West Texas Intermediate futures traded near $112 a barrel, and are heading for the best run of weekly increases since mid-February. Prices has been pushed higher in recent days by higher demand for motor fuels as the summer driving season approaches in the US. Gasoline and diesel have surged to record levels, with auto club AAA forecasting nationwide travel will approach the highest since the pandemic.

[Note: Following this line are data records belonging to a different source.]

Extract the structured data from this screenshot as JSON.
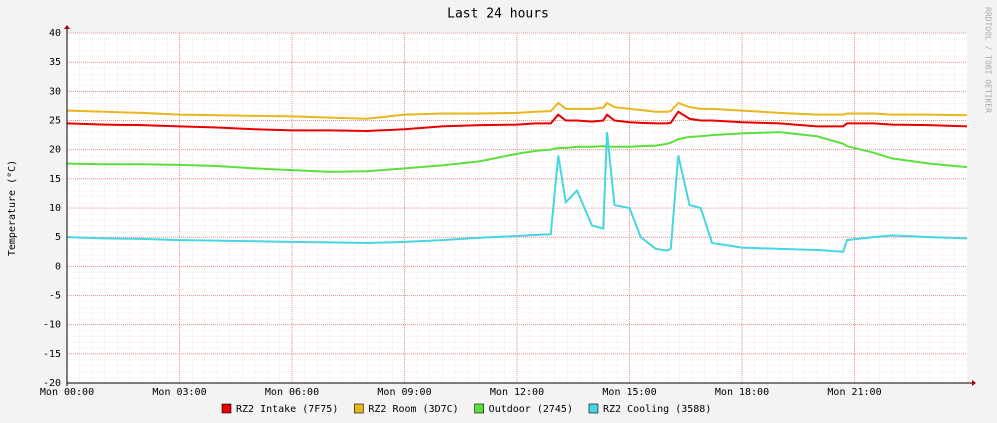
{
  "chart_data": {
    "type": "line",
    "title": "Last 24 hours",
    "ylabel": "Temperature (°C)",
    "side_note": "RRDTOOL / TOBI OETIKER",
    "x": [
      0,
      1,
      2,
      3,
      4,
      5,
      6,
      7,
      8,
      9,
      10,
      11,
      12,
      12.5,
      12.9,
      13.1,
      13.3,
      13.6,
      14,
      14.3,
      14.4,
      14.6,
      15,
      15.3,
      15.7,
      16,
      16.1,
      16.3,
      16.6,
      16.9,
      17.2,
      18,
      19,
      20,
      20.7,
      20.8,
      21.5,
      22,
      23,
      24
    ],
    "xlim": [
      0,
      24
    ],
    "xticks": [
      {
        "value": 0,
        "label": "Mon 00:00"
      },
      {
        "value": 3,
        "label": "Mon 03:00"
      },
      {
        "value": 6,
        "label": "Mon 06:00"
      },
      {
        "value": 9,
        "label": "Mon 09:00"
      },
      {
        "value": 12,
        "label": "Mon 12:00"
      },
      {
        "value": 15,
        "label": "Mon 15:00"
      },
      {
        "value": 18,
        "label": "Mon 18:00"
      },
      {
        "value": 21,
        "label": "Mon 21:00"
      }
    ],
    "ylim": [
      -20,
      40
    ],
    "yticks": [
      -20,
      -15,
      -10,
      -5,
      0,
      5,
      10,
      15,
      20,
      25,
      30,
      35,
      40
    ],
    "grid": true,
    "series": [
      {
        "name": "RZ2 Intake (7F75)",
        "color": "#e80000",
        "values": [
          24.5,
          24.3,
          24.2,
          24,
          23.8,
          23.5,
          23.3,
          23.3,
          23.2,
          23.5,
          24,
          24.2,
          24.3,
          24.5,
          24.5,
          26,
          25,
          25,
          24.8,
          25,
          26,
          25,
          24.7,
          24.6,
          24.5,
          24.5,
          24.6,
          26.5,
          25.3,
          25,
          25,
          24.7,
          24.5,
          24,
          24,
          24.5,
          24.5,
          24.3,
          24.2,
          24
        ]
      },
      {
        "name": "RZ2 Room (3D7C)",
        "color": "#e6b71e",
        "values": [
          26.7,
          26.5,
          26.3,
          26,
          25.9,
          25.8,
          25.7,
          25.5,
          25.3,
          26,
          26.2,
          26.2,
          26.3,
          26.5,
          26.6,
          28,
          27,
          27,
          27,
          27.2,
          28,
          27.3,
          27,
          26.8,
          26.5,
          26.5,
          26.6,
          28,
          27.3,
          27,
          27,
          26.7,
          26.3,
          26,
          26,
          26.2,
          26.2,
          26,
          26,
          25.9
        ]
      },
      {
        "name": "Outdoor (2745)",
        "color": "#5ae03c",
        "values": [
          17.6,
          17.5,
          17.5,
          17.4,
          17.2,
          16.8,
          16.5,
          16.2,
          16.3,
          16.8,
          17.3,
          18,
          19.3,
          19.8,
          20,
          20.3,
          20.3,
          20.5,
          20.5,
          20.6,
          20.5,
          20.5,
          20.5,
          20.6,
          20.7,
          21,
          21.2,
          21.8,
          22.2,
          22.3,
          22.5,
          22.8,
          23,
          22.3,
          21,
          20.6,
          19.5,
          18.5,
          17.6,
          17
        ]
      },
      {
        "name": "RZ2 Cooling (3588)",
        "color": "#45d6e0",
        "values": [
          5,
          4.8,
          4.7,
          4.5,
          4.4,
          4.3,
          4.2,
          4.1,
          4,
          4.2,
          4.5,
          4.9,
          5.2,
          5.4,
          5.5,
          19,
          11,
          13,
          7,
          6.5,
          23,
          10.5,
          10,
          5,
          3,
          2.7,
          3,
          19,
          10.5,
          10,
          4,
          3.2,
          3,
          2.8,
          2.5,
          4.5,
          5,
          5.3,
          5,
          4.8
        ]
      }
    ]
  }
}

Crude has surged almost 50% this year, also helped along by Russia’s assault on Ukraine that sent shock waves through markets. While the US and UK have announced bans on Russian exports, flows to Asia have picked up. China is seeking to replenish strategic stockpiles with cheap Russian oil even as officials grapple to suppress Covid-19 outbreaks. India has also boosted purchases.

“Crude oil remains rangebound, caught between focusing on tight monetary policy driving an economic slowdown and a tightening global fuel-product market,” said Ole Hansen, head of commodities strategy at Saxo Bank. “Tightness in global fuel products will underpin fuel prices, already at record levels around the world.”

There were mixed signals from China on Friday. While banks cut a key interest rate for long-term loans by a record to bolster a slowing economy, Shanghai found the first cases of Covid-19 outside quarantine in six days. It raises questions on whether the easing of the city’s lockdown will be impacted.

Oil’s jump has also contributed to the fastest growth in inflation in decades.